Cecilia Machado, Economista-chefe do Banco BoCom BBM, é doutora em economia pela Universidade Columbia

Folha de São Paulo, 22/10/2024

Existem alguns bons motivos para que os trabalhadores de baixa renda paguem menos imposto que os demais. Um imposto sobre a renda gera distorções, por exemplo, desincentivos ao trabalho. Intuitivamente, é como se as pessoas recebessem um salário menor, já que uma parte do que é ganho não fica com elas. Considerando que os trabalhadores de baixa renda são mais sensíveis a essa perda, um regime de tributação progressiva —cuja alíquota cresce com a renda— desfaz parte dessa ineficiência, além de contribuir para redistribuir renda dos mais ricos para os mais pobres.

No Brasil, a progressividade do Imposto de Renda está presente em alíquotas que variam de 0% a 27,5%, com isenção para trabalhadores que ganham até dois salários mínimos. É nesse sentido que o aumento do limite de isenções até R$ 5.000 pode gerar mais progressividade. Mas ampliar a isenção também traz inúmeros outros desafios, o que apenas uma reformulação muito mais profunda na forma como tributamos a renda poderá endereçar.

Afinal, o que significa ganhar R$ 5.000 no Brasil? Por incrível que pareça, esse valor é a realidade quase absoluta do nosso mercado de trabalho. Cerca de 85% da população ocupada recebe salários de até R$ 5.000. Pouco menos de 70% recebem até dois salários mínimos. E metade da população ocupada recebe até R$ 1.600 (PnadC 2023). O aumento da isenção permite diferenciar os mais altos salários, mas também passa a tratar de forma igual trabalhadores que são muito diferentes, como os que recebem R$ 1.600 e R$ 5.000.

A expressiva erosão da base tributária em resposta ao aumento do limite de isenção reflete o desafio de redistribuir através de um imposto sobre a renda, considerando a enorme desigualdade que ainda persiste no mercado de trabalho e a possibilidade de evasão de tributos, seja em razão da existência de arranjos de trabalho informais, seja por causa da existência de regimes especiais que dão saída para aqueles que permanecem na base tributária.

Os exemplos são inúmeros. Trabalhadores denominados empreendedores pagam menos imposto através do MEI. Trabalhadores que viram pequenas empresas se beneficiam de regimes como o Simples. E os que são sócios ou acionistas ganham tratamento diferenciado com os lucros e dividendos.

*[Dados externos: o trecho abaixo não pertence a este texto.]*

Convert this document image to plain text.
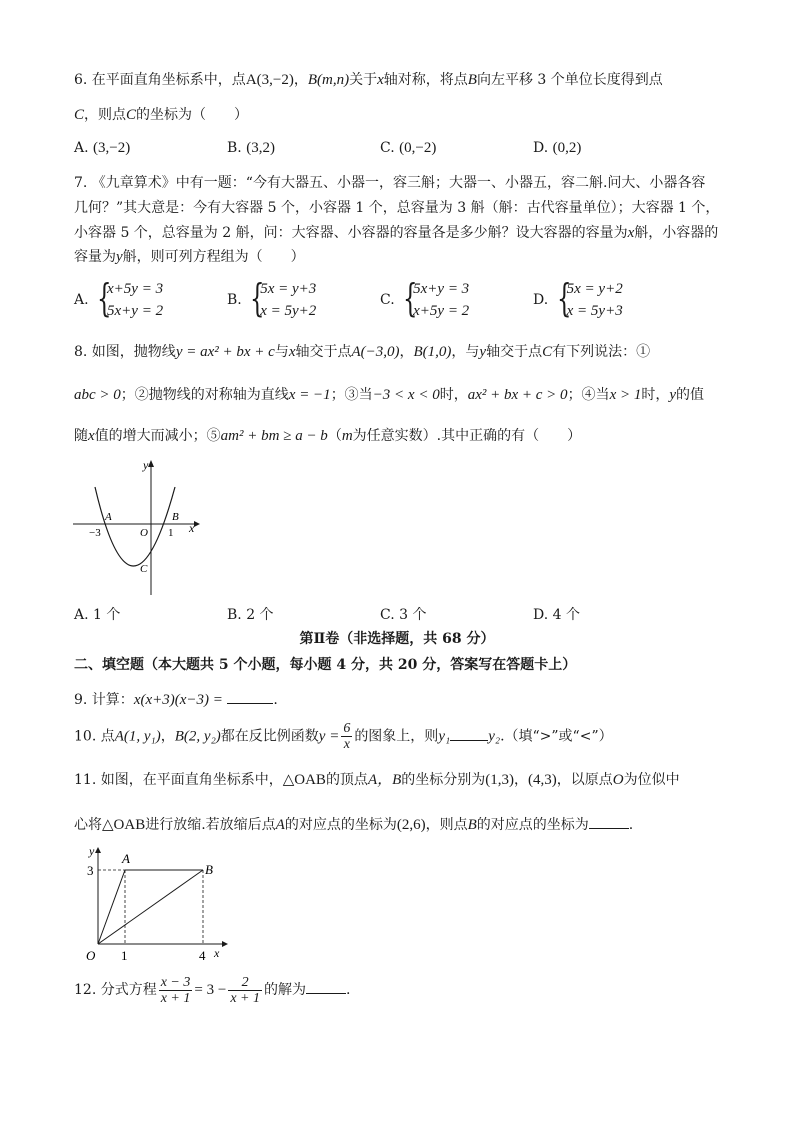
6. 在平面直角坐标系中，点A(3,−2)，B(m,n)关于x轴对称，将点B向左平移 3 个单位长度得到点
C，则点C的坐标为（　　）
A. (3,−2)	B. (3,2)	C. (0,−2)	D. (0,2)
7. 《九章算术》中有一题：“今有大器五、小器一，容三斛；大器一、小器五，容二斛.问大、小器各容
几何？”其大意是：今有大容器 5 个，小容器 1 个，总容量为 3 斛（斛：古代容量单位）；大容器 1 个，
小容器 5 个，总容量为 2 斛，问：大容器、小容器的容量各是多少斛？设大容器的容量为x斛，小容器的
容量为y斛，则可列方程组为（　　）
A. {
x+5y = 3
5x+y = 2
B. {
5x = y+3
x = 5y+2
C. {
5x+y = 3
x+5y = 2
D. {
5x = y+2
x = 5y+3
8. 如图，抛物线y = ax² + bx + c与x轴交于点A(−3,0)，B(1,0)，与y轴交于点C有下列说法：①
abc > 0；②抛物线的对称轴为直线x = −1；③当−3 < x < 0时，ax² + bx + c > 0；④当x > 1时，y的值
随x值的增大而减小；⑤am² + bm ≥ a − b（m为任意实数）.其中正确的有（　　）
y
x
A	B
O
C
−3	1
A. 1 个	B. 2 个	C. 3 个	D. 4 个
第Ⅱ卷（非选择题，共 68 分）
二、填空题（本大题共 5 个小题，每小题 4 分，共 20 分，答案写在答题卡上）
9. 计算：x(x+3)(x−3) =	.
10. 点A(1, y₁)，B(2, y₂)都在反比例函数$y = \frac{6}{x}$ 的图象上，则y₁	y₂.（填“>”或“<”）
11. 如图，在平面直角坐标系中，△OAB的顶点A，B的坐标分别为(1,3)，(4,3)，以原点O为位似中
心将△OAB进行放缩.若放缩后点A的对应点的坐标为(2,6)，则点B的对应点的坐标为	.
y
x
A
B
O
3
1	4
12. 分式方程 $\frac{x - 3}{x + 1} = 3 - \frac{2}{x + 1}$ 的解为	.
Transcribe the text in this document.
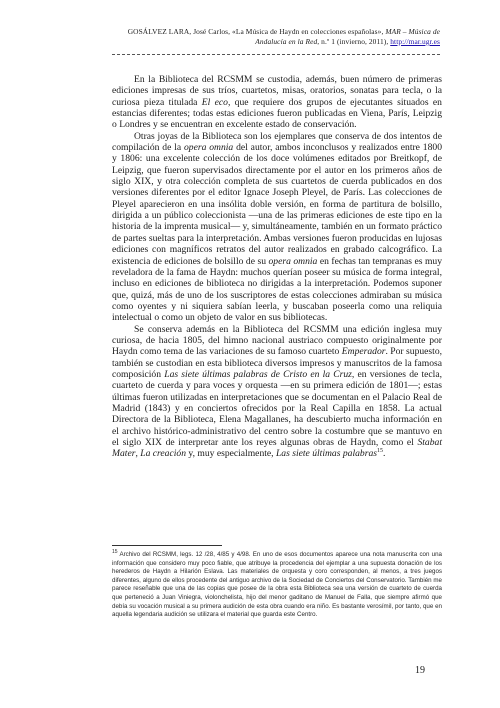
GOSÁLVEZ LARA, José Carlos, «La Música de Haydn en colecciones españolas», MAR – Música de Andalucía en la Red, n.º 1 (invierno, 2011), http://mar.ugr.es

En la Biblioteca del RCSMM se custodia, además, buen número de primeras ediciones impresas de sus tríos, cuartetos, misas, oratorios, sonatas para tecla, o la curiosa pieza titulada El eco, que requiere dos grupos de ejecutantes situados en estancias diferentes; todas estas ediciones fueron publicadas en Viena, París, Leipzig o Londres y se encuentran en excelente estado de conservación.

Otras joyas de la Biblioteca son los ejemplares que conserva de dos intentos de compilación de la opera omnia del autor, ambos inconclusos y realizados entre 1800 y 1806: una excelente colección de los doce volúmenes editados por Breitkopf, de Leipzig, que fueron supervisados directamente por el autor en los primeros años de siglo XIX, y otra colección completa de sus cuartetos de cuerda publicados en dos versiones diferentes por el editor Ignace Joseph Pleyel, de París. Las colecciones de Pleyel aparecieron en una insólita doble versión, en forma de partitura de bolsillo, dirigida a un público coleccionista —una de las primeras ediciones de este tipo en la historia de la imprenta musical— y, simultáneamente, también en un formato práctico de partes sueltas para la interpretación. Ambas versiones fueron producidas en lujosas ediciones con magníficos retratos del autor realizados en grabado calcográfico. La existencia de ediciones de bolsillo de su opera omnia en fechas tan tempranas es muy reveladora de la fama de Haydn: muchos querían poseer su música de forma integral, incluso en ediciones de biblioteca no dirigidas a la interpretación. Podemos suponer que, quizá, más de uno de los suscriptores de estas colecciones admiraban su música como oyentes y ni siquiera sabían leerla, y buscaban poseerla como una reliquia intelectual o como un objeto de valor en sus bibliotecas.

Se conserva además en la Biblioteca del RCSMM una edición inglesa muy curiosa, de hacia 1805, del himno nacional austriaco compuesto originalmente por Haydn como tema de las variaciones de su famoso cuarteto Emperador. Por supuesto, también se custodian en esta biblioteca diversos impresos y manuscritos de la famosa composición Las siete últimas palabras de Cristo en la Cruz, en versiones de tecla, cuarteto de cuerda y para voces y orquesta —en su primera edición de 1801—; estas últimas fueron utilizadas en interpretaciones que se documentan en el Palacio Real de Madrid (1843) y en conciertos ofrecidos por la Real Capilla en 1858. La actual Directora de la Biblioteca, Elena Magallanes, ha descubierto mucha información en el archivo histórico-administrativo del centro sobre la costumbre que se mantuvo en el siglo XIX de interpretar ante los reyes algunas obras de Haydn, como el Stabat Mater, La creación y, muy especialmente, Las siete últimas palabras$^{15}$.

$^{15}$ Archivo del RCSMM, legs. 12 /28, 4/85 y 4/98. En uno de esos documentos aparece una nota manuscrita con una información que considero muy poco fiable, que atribuye la procedencia del ejemplar a una supuesta donación de los herederos de Haydn a Hilarión Eslava. Las materiales de orquesta y coro corresponden, al menos, a tres juegos diferentes, alguno de ellos procedente del antiguo archivo de la Sociedad de Conciertos del Conservatorio. También me parece reseñable que una de las copias que posee de la obra esta Biblioteca sea una versión de cuarteto de cuerda que perteneció a Juan Viniegra, violonchelista, hijo del menor gaditano de Manuel de Falla, que siempre afirmó que debía su vocación musical a su primera audición de esta obra cuando era niño. Es bastante verosímil, por tanto, que en aquella legendaria audición se utilizara el material que guarda este Centro.
19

O fato é que as pessoas respondem aos incentivos gerados pelas isenções e exceções, e o resultado é um sistema de tributação de renda com baixo poder arrecadatório e pouca capacidade redistributiva. No Brasil, a arrecadação com o imposto sobre a renda corresponde a apenas 2,4% do PIB e a cerca de 10% da arrecadação do governo federal. Em perspectiva comparada, destoamos de diversos países desenvolvidos que estabeleceram no imposto sobre a renda a principal fonte de receita do governo e o mais importante instrumento de redistribuição.

Há um amplo espaço para tornar o sistema tributário brasileiro mais justo, mas corrigir os problemas existentes através de uma nova rodada de exceção não parece ser a melhor forma de fazê-lo. As exceções não apenas reduzem o potencial redistributivo do imposto mas também geram distorções, modificando substancialmente a forma como os recursos são alocados na economia. Nesse sentido, é possível reduzir nossas desigualdades removendo —não ampliando— as exceções na forma com tributamos a renda.